The best ways of taking spending money to Europe

June 8, 2011 (Last Updated: May 25, 2020)
by Carolyn
spending money

There are a number of different options to consider regarding how you will take your spending money to Europe. Will you take travellers cheques, a pre-paid card or use your credit card? 

These days with the options available, travellers cheques are not as widely used.  Many travellers find it easier to use their ATM card at the thousands of ATMs abroad.

I recommend you check with your bank that your card is compatible for use overseas – generally if your card bears the Cirrus or Maestro symbol it is OK – but please check to be certain.  Fees do apply each time you make a withdrawal, so again, check with your bank.

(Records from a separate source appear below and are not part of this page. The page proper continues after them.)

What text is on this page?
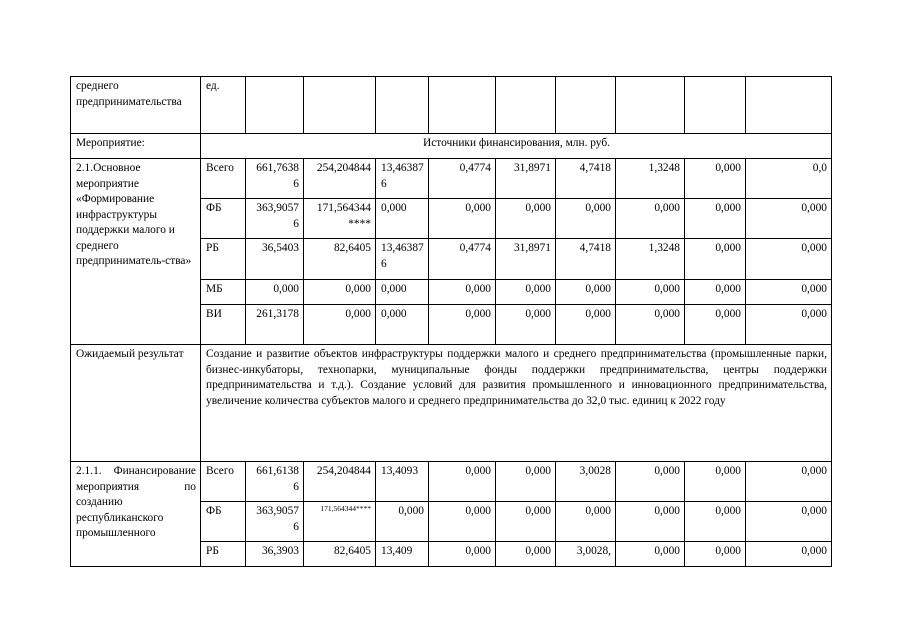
среднего предпринимательства	ед.									
Мероприятие:	Источники финансирования, млн. руб.									
2.1.Основное мероприятие «Формирование инфраструктуры поддержки малого и среднего предприниматель-ства»	Всего	661,76386	254,204844	13,463876	0,4774	31,8971	4,7418	1,3248	0,000	0,0
	ФБ	363,90576	171,564344 ****	0,000	0,000	0,000	0,000	0,000	0,000	0,000
	РБ	36,5403	82,6405	13,463876	0,4774	31,8971	4,7418	1,3248	0,000	0,000
	МБ	0,000	0,000	0,000	0,000	0,000	0,000	0,000	0,000	0,000
	ВИ	261,3178	0,000	0,000	0,000	0,000	0,000	0,000	0,000	0,000
Ожидаемый результат	Создание и развитие объектов инфраструктуры поддержки малого и среднего предпринимательства (промышленные парки, бизнес-инкубаторы, технопарки, муниципальные фонды поддержки предпринимательства, центры поддержки предпринимательства и т.д.). Создание условий для развития промышленного и инновационного предпринимательства, увеличение количества субъектов малого и среднего предпринимательства до 32,0 тыс. единиц к 2022 году									
2.1.1. Финансирование мероприятия по созданию республиканского промышленного	Всего	661,61386	254,204844	13,4093	0,000	0,000	3,0028	0,000	0,000	0,000
	ФБ	363,90576	171,564344****	0,000	0,000	0,000	0,000	0,000	0,000	0,000
	РБ	36,3903	82,6405	13,409	0,000	0,000	3,0028,	0,000	0,000	0,000
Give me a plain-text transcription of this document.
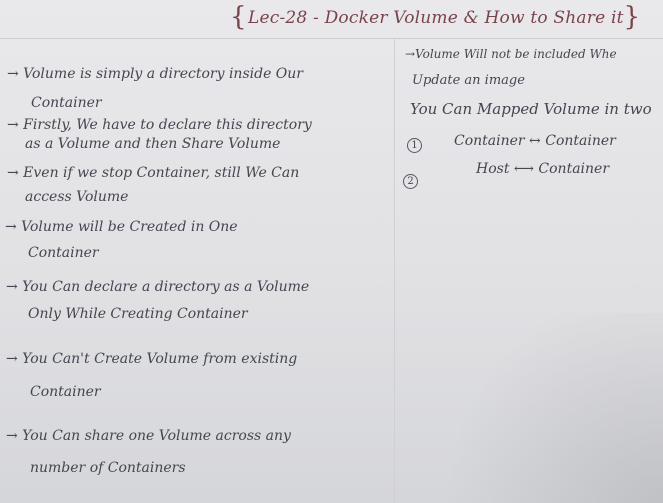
{ Lec-28 - Docker Volume & How to Share it }
→ Volume is simply a directory inside Our
Container
→ Firstly, We have to declare this directory
as a Volume and then Share Volume
→ Even if we stop Container, still We Can
access Volume
→ Volume will be Created in One
Container
→ You Can declare a directory as a Volume
Only While Creating Container
→ You Can't Create Volume from existing
Container
→ You Can share one Volume across any
number of Containers
→Volume Will not be included Whe
Update an image
You Can Mapped Volume in two
1	Container ↔ Container
2
Host ⟷ Container
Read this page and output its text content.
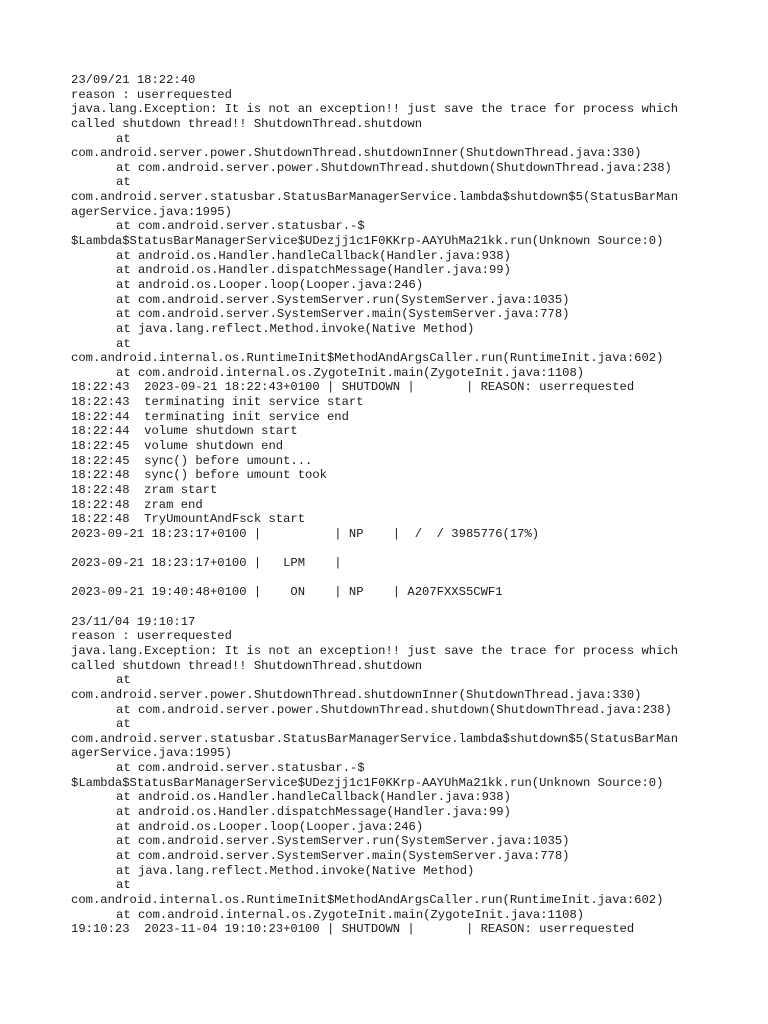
23/09/21 18:22:40
reason : userrequested
java.lang.Exception: It is not an exception!! just save the trace for process which
called shutdown thread!! ShutdownThread.shutdown
at
com.android.server.power.ShutdownThread.shutdownInner(ShutdownThread.java:330)
at com.android.server.power.ShutdownThread.shutdown(ShutdownThread.java:238)
at
com.android.server.statusbar.StatusBarManagerService.lambda$shutdown$5(StatusBarMan
agerService.java:1995)
at com.android.server.statusbar.-$
$Lambda$StatusBarManagerService$UDezjj1c1F0KKrp-AAYUhMa21kk.run(Unknown Source:0)
at android.os.Handler.handleCallback(Handler.java:938)
at android.os.Handler.dispatchMessage(Handler.java:99)
at android.os.Looper.loop(Looper.java:246)
at com.android.server.SystemServer.run(SystemServer.java:1035)
at com.android.server.SystemServer.main(SystemServer.java:778)
at java.lang.reflect.Method.invoke(Native Method)
at
com.android.internal.os.RuntimeInit$MethodAndArgsCaller.run(RuntimeInit.java:602)
at com.android.internal.os.ZygoteInit.main(ZygoteInit.java:1108)
18:22:43  2023-09-21 18:22:43+0100 | SHUTDOWN |       | REASON: userrequested
18:22:43  terminating init service start
18:22:44  terminating init service end
18:22:44  volume shutdown start
18:22:45  volume shutdown end
18:22:45  sync() before umount...
18:22:48  sync() before umount took
18:22:48  zram start
18:22:48  zram end
18:22:48  TryUmountAndFsck start
2023-09-21 18:23:17+0100 |          | NP    |  /  / 3985776(17%)
2023-09-21 18:23:17+0100 |   LPM    |
2023-09-21 19:40:48+0100 |    ON    | NP    | A207FXXS5CWF1
23/11/04 19:10:17
reason : userrequested
java.lang.Exception: It is not an exception!! just save the trace for process which
called shutdown thread!! ShutdownThread.shutdown
at
com.android.server.power.ShutdownThread.shutdownInner(ShutdownThread.java:330)
at com.android.server.power.ShutdownThread.shutdown(ShutdownThread.java:238)
at
com.android.server.statusbar.StatusBarManagerService.lambda$shutdown$5(StatusBarMan
agerService.java:1995)
at com.android.server.statusbar.-$
$Lambda$StatusBarManagerService$UDezjj1c1F0KKrp-AAYUhMa21kk.run(Unknown Source:0)
at android.os.Handler.handleCallback(Handler.java:938)
at android.os.Handler.dispatchMessage(Handler.java:99)
at android.os.Looper.loop(Looper.java:246)
at com.android.server.SystemServer.run(SystemServer.java:1035)
at com.android.server.SystemServer.main(SystemServer.java:778)
at java.lang.reflect.Method.invoke(Native Method)
at
com.android.internal.os.RuntimeInit$MethodAndArgsCaller.run(RuntimeInit.java:602)
at com.android.internal.os.ZygoteInit.main(ZygoteInit.java:1108)
19:10:23  2023-11-04 19:10:23+0100 | SHUTDOWN |       | REASON: userrequested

I’ve written about the advantages of pre-paid money cards previously and generally prefer to use one of these myself when travelling as I find the fees are overall less than withdrawing money with my ATM card.

A combination of ATM card, credit card and pre-paid ‘cash passport’ cards is probably best, as it gives you some form of back up if one of your cards is lost or stolen. 

Remember to record the numbers of your cards (and leave a copy at home with a friend or relative) in case of loss or theft.  You will then have the correct details to give to the Police.

Euro notes Image © vipman4 / Dollar Photo Club

Security should be of your highest concern when travelling.  NEVER carry your money, credit cards, passport or valuables in a shoulder bag or backpack that can easily be grabbed by a pick pocket.  Thieves are experts are quickly cutting the straps without you even realising. 

I suggest you always carry your valuables in a cross-body bag (with the bag at the front of your body) or a money belt that is worn under your clothing – out of sight, out of mind!

Remember:  Your European holiday may well be a once in a lifetime trip, and sometimes it’s worth ‘blowing the budget’ once in a while if there is something you really want to do. 

There’s nothing worse than returning home and lamenting that you should have spent that extra 50 Euros and taken that cable car ride in Switzerland, or a gondola ride in Venice, if it’s something you’ve always wanted to do. 

And hey, coffee and croissants at a cafe along the Champs Elysees might be ridiculously expensive, but you’re not going to eat there every day!  Try and allow a little ‘excess’ in your budget for that ‘must do’ extravagance.

The information provided above is of a general nature and is to be used as a guide only.